Gas prices not only factor in cost of car ownership
DETROIT — When figuring out the cost of car ownership, consider where you live as well as with how much you drive.
In Georgia, the average driver spends $4,233 per year to operate a car or truck, according to online service Bankrate.com, more than $1,000 above the national average. The Peach State was the most expensive for two reasons: High taxes and fees charged on vehicles, and the sprawling Atlanta metro area with long commutes that use up a lot of gas, according to the study.
To do the study, Bankrate calculated state taxes and fees, average repair costs, gasoline costs including commuting distance, and insurance cost per vehicle.

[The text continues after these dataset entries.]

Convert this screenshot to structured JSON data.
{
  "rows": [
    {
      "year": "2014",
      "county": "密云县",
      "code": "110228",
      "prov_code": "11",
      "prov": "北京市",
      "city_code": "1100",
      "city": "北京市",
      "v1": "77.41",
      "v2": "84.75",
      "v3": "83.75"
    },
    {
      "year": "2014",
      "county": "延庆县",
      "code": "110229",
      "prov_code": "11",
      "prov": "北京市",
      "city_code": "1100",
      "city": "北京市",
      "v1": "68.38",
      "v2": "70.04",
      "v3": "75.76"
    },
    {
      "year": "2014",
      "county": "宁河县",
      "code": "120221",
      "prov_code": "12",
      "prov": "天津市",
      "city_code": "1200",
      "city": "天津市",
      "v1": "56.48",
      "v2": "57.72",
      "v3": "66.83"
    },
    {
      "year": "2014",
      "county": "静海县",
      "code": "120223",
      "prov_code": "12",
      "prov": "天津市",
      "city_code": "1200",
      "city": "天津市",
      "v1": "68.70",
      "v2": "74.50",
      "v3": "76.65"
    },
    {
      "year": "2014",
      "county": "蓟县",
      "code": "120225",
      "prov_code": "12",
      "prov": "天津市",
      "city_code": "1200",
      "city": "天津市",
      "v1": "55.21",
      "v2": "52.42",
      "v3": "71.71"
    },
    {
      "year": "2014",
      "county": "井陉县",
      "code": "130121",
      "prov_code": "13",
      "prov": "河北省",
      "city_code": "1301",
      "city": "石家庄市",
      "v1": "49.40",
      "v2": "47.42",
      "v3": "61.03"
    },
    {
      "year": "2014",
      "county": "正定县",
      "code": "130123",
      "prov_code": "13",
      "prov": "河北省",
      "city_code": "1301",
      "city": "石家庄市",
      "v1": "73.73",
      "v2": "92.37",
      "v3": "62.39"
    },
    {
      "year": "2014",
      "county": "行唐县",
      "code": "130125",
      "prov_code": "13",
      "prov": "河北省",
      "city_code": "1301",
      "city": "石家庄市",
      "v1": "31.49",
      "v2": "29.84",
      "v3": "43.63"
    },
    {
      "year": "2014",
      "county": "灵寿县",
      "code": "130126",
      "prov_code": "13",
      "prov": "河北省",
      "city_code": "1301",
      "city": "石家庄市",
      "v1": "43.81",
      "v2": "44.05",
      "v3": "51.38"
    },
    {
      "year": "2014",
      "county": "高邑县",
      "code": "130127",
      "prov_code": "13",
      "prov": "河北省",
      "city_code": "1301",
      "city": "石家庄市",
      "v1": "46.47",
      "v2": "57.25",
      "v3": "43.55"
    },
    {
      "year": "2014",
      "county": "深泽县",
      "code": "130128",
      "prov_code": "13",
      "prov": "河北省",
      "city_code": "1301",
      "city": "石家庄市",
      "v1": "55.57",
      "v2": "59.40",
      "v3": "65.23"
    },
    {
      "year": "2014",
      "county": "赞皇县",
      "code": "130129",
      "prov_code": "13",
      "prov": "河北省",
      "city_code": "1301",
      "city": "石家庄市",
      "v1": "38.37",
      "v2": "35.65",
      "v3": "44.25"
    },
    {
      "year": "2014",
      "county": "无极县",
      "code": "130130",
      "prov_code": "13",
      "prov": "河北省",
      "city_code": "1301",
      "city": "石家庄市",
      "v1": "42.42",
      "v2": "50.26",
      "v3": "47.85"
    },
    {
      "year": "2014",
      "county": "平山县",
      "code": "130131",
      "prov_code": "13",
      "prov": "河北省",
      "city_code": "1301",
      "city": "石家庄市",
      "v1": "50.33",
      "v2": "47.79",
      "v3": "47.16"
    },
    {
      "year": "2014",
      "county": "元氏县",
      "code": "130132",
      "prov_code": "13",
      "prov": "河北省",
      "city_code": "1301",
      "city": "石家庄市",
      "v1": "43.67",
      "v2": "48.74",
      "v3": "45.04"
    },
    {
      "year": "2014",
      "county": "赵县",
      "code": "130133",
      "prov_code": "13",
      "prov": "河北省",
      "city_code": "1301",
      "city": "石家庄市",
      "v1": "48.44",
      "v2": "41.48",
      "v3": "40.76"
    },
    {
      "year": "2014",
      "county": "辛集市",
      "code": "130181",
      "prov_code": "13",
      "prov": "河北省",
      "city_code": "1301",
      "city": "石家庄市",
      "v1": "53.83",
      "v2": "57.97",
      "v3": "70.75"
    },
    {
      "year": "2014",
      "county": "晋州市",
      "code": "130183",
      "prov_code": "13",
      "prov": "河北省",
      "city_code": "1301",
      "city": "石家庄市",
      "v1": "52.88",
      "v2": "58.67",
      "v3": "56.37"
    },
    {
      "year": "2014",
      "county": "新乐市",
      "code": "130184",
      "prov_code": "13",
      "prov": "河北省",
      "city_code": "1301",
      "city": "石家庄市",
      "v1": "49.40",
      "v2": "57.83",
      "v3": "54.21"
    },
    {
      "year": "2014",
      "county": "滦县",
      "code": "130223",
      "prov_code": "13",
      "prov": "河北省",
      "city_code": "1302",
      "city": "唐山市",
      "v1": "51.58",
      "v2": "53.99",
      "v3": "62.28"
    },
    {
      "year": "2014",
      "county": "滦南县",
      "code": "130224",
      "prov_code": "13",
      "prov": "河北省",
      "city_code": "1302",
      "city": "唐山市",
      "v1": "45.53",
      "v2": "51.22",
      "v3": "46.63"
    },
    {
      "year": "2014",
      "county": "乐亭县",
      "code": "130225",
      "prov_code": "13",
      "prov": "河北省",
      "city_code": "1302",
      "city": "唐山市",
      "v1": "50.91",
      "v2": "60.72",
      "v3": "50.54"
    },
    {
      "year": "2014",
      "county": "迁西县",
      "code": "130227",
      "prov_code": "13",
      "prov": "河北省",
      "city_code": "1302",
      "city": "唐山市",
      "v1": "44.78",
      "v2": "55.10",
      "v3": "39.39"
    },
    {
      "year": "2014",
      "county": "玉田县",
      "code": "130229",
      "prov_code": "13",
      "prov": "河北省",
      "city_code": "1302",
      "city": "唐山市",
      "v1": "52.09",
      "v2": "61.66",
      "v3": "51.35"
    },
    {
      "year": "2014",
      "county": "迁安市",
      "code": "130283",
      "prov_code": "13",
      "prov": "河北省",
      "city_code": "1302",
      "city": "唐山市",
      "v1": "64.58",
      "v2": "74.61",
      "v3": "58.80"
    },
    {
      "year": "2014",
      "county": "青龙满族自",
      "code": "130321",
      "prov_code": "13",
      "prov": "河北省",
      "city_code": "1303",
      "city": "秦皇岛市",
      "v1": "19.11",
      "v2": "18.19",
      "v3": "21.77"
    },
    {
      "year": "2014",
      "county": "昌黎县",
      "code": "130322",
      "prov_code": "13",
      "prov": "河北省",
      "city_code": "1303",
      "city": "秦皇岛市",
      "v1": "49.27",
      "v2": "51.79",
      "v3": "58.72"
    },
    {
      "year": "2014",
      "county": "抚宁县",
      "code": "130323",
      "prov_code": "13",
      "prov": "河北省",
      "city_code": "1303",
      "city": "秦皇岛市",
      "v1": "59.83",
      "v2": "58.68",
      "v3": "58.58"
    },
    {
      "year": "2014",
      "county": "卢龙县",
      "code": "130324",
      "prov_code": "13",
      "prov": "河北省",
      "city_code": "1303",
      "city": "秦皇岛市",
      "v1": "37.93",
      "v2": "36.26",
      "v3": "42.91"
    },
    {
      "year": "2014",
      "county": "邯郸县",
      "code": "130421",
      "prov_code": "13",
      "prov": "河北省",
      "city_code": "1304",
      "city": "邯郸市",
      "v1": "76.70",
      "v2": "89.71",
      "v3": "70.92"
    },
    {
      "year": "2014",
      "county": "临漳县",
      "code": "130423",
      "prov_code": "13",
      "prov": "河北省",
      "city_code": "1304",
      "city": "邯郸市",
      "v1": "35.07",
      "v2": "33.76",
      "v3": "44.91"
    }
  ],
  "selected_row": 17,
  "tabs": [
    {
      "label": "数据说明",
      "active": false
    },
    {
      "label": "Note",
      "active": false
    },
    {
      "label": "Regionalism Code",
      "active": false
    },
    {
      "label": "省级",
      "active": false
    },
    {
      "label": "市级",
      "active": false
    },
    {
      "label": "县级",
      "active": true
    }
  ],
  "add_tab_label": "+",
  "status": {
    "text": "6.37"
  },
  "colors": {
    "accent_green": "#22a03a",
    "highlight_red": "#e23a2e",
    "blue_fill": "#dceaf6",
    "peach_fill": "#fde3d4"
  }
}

Drivers can't do much about taxes and fees. But there are ways to cut down on gasoline and insurance costs, and to avoid costly auto repairs.
Consumer Reports magazine said that drivers can follow their cars' maintenance schedule to hold off costly repairs down the road. To save on gas, consumers can buy more efficient vehicles, accelerate slowly from stop lights, combine trips so they drive less, and keep tires fully inflated so they roll better.
Saving on insurance is a bit more complex. Before you buy a car or truck, check to see what its loss rates are. Vehicles with high loss rates inflict a lot of damage on other cars, are costly to repair and have higher injury rates in crashes than other vehicles, said Jeff Blyskal, senior writer at Consumer Reports. Large SUVs such as the Chevrolet Tahoe hybrid generally have lower loss rates than expensive sports cars such as the Ferrari California convertible.
You can save on insurance by making sure you're getting all available discounts, especially if you don't drive a lot. Most companies offer discounts to consumers who buy a car and homeowners policy from them.